# B & B Honey Farm



## MapMan (May 24, 2007)

Just got back picking up some more frames/foundation from B & B Honey Farm. Nice picturesque drive, great folks, great products. Highly recommended. If you can't drive there, and live in the Midwest covered by Spee-Dee delivery, they can get you great shipping rates. To my area it's overnight - without overnight rates.

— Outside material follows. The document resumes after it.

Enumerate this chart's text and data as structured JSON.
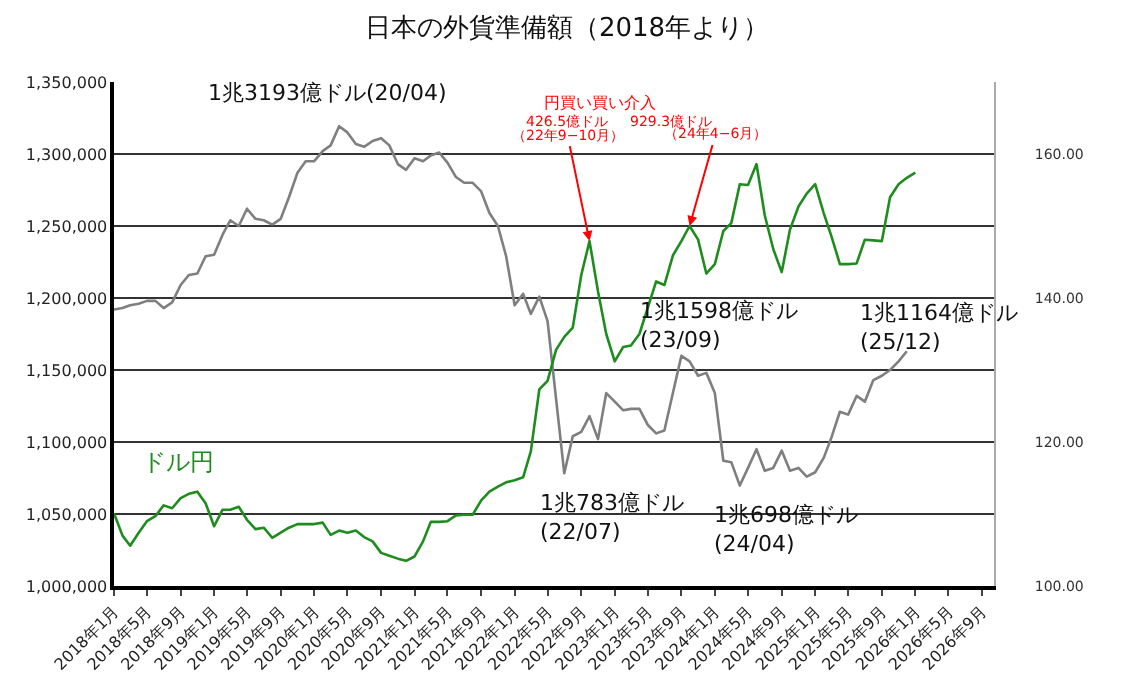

I think that they sell Humble Abodes woodenware - their frames are *absolutely the best you can buy *- clear, straight grain, white pine stock, and they fit together tight. *Try 'em you'll love them.
*
MM


----------



## Charlotte (Nov 4, 2008)

I have had a good experience with them as well. Bought a real nice stainless hand crank extractor from them. Best deal anywhere. They also have nice slatted racks & a great screened bottom board with the tray underneath. Nice folks to deal with as well. I hear they also sell Nucs of Mn hygenics, however, I have not tried their bees.


----------



## NDnewbeek (Jul 4, 2008)

I also just received an order from B&B. 20 med Pierco, 10 deep Pierco and 20 deep frames - shipping was fast and only 8.50 by SpeeDee Delivery. I also highly recommend them.


----------



## greengecko (Dec 16, 2008)

Has anyone purchased their package bees? If so, how were they?


----------